Pour l’auteur, la musique locale est comme un vrai miroir de la Polynésie, de son histoire, notamment coloniale. Pour le chercheur, la transformation de la musique accompagne la transformation de la société au fil des années. Car effectivement, que ce soit dans les paroles des chansons – avec l’utilisation très fréquente du mot fenua, révélateur de l’attachement des Polynésiens à la terre –, ou dans les instruments de musique traditionnels comme le ukulele et le vivo ou plus récemment comme les synthétiseurs et la guitare, la musique locale incarne à elle seule la Polynésie, son métissage, son passé et son présent. Elle se transforme au fil des années accompagnant la société, aidant à la transmission par l’oralité. « Les Polynésiens reprennent de vieux classiques de Cabrel, de Dalida comme Besame mucho, ou de Tino Rossi en les transformant en ‘made in fenua’ avec des paroles en reo, en ajoutant du ukulele. En réalité, ils
s’approprient ces chansons oubliant même qu’elles ne sont pas d’eux au départ », relève l’auteur.

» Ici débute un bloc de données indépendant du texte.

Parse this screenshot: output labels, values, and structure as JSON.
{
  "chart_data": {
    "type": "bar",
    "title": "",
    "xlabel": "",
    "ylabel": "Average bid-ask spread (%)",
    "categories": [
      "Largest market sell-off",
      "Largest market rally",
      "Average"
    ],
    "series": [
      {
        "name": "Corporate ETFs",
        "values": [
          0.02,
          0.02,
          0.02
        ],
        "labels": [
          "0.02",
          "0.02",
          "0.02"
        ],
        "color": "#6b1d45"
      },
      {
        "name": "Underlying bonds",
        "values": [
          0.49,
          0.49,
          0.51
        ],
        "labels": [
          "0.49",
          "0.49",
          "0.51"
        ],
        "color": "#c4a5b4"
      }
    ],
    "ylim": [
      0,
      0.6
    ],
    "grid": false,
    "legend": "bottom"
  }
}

Si Ernest Sin Chan aborde donc dans son essai de nombreux aspects passés et présents de la musique locale et son influence omniprésente dans la société, il s’attache aussi à montrer à quel point l’une des institutions de la Polynésie est absolument vitale pour la population : la bringue. « La bringue est sacrée, vitale pour les Polynésiens. Elle est le marqueur le plus puissant de l’identité l’âme mā’ohi. Chaque Polynésien est chanteur, danseur, musicien. La bringue
contribue au bien-être social, sans elle la société mā’ohi aurait du mal à survivre et pourrait mourir », note l’essayiste.